Rendezvous of the latest NASA expedition to the orbiting laboratory came just after 5 p.m. EDT (2100 GMT) following a 29-hour flight to the ISS as the two vehicles circled the globe some 250 miles (420 km) above Earth off the west coast of Africa, according to a live NASA webcast of the docking.
The autonomously flying Crew Dragon capsule, dubbed Endurance, was lofted into orbit on Wednesday atop a SpaceX Falcon 9 rocket launched from NASA’s Kennedy Space Center at Cape Canaveral, Florida.
The crew consists of two American NASA astronauts – flight commander Nicole Aunapu Mann, 45, and pilot Josh Cassada, 49 – as well as Japanese astronaut Koichi Wakata, 59, a veteran of four previous spaceflights, and cosmonaut Anna Kikina, 38, the first Russian aboard an American spacecraft in 20 years.
The inclusion of Kikina, the lone female cosmonaut in active service with the Russian space agency Roscosmos, was a sign of continuing U.S.-Russian cooperation in space despite escalating tensions between Moscow and Washington over the war in Ukraine.
Kikina joined the SpaceX Crew-5 flight under a new ride-sharing agreement signed in July between NASA and Roscosmos allowing the two countries to continue flying on each other’s spacecraft to and from ISS.
The team was led by Mann, the first indigenous woman NASA has sent to space and the first woman to take the commander’s seat of a SpaceX Crew Dragon. Mann, a U.S. Marine Corps colonel and combat fighter pilot, is also among the first group of 18 astronauts selected for NASA’s upcoming Artemis missions aimed at returning humans to the moon later this decade.
“We look forward to getting to work,” Mann said over the open radio channel with mission control and the current ISS crew moments after the linkup was completed.
Wakata radioed thanks to the flight control team for the “smooth ride” to the space station.
The mission marks the fifth full-fledged ISS crew NASA has flown aboard a SpaceX capsule since the private rocket venture founded by Tesla CEO Elon Musk began sending U.S. astronauts to space in May 2020.
On arrival, the crew prepared to conduct a series of standard leak checks and to pressurize the passageway between the capsule and the ISS before they can open the hatch to the space station.
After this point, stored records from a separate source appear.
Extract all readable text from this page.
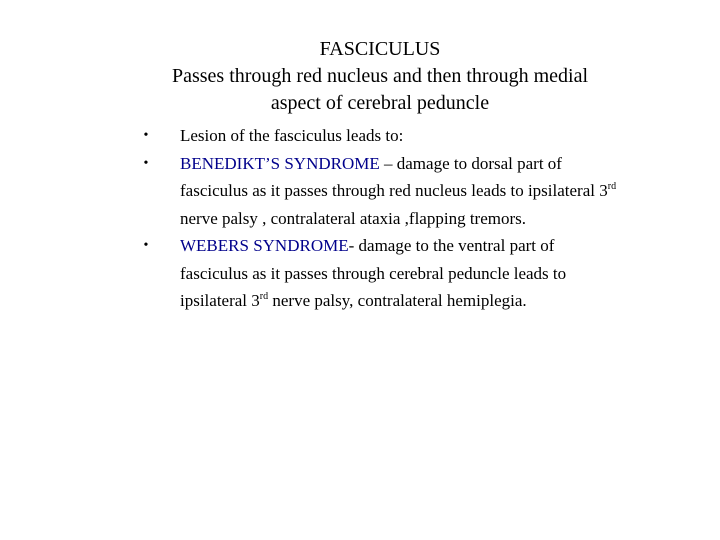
FASCICULUS
Passes through red nucleus and then through medial
aspect of cerebral peduncle
• Lesion of the fasciculus leads to:
• BENEDIKT’S SYNDROME – damage to dorsal part of
fasciculus as it passes through red nucleus leads to ipsilateral 3rd
nerve palsy , contralateral ataxia ,flapping tremors.
• WEBERS SYNDROME- damage to the ventral part of
fasciculus as it passes through cerebral peduncle leads to
ipsilateral 3rd nerve palsy, contralateral hemiplegia.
Crew-5 will be welcomed by seven existing ISS occupants – the Crew-4 team consisting of three Americans and an Italian astronaut – as well as two Russians and a NASA astronaut who flew with them to orbit on a Soyuz flight last month.
The Crew-4 astronauts will likely fly home from the space station sometime next week.
The new arrivals are set to conduct more than 200 experiments during their 150-day mission, many focused on medical research ranging from 3-D “bio-printing” of human tissue to a study of bacteria cultured in microgravity.
ISS, spanning the length of a football field, has been continuously occupied since 2000, operated by a U.S.-Russian-led partnership that includes Canada, Japan and 11 European countries.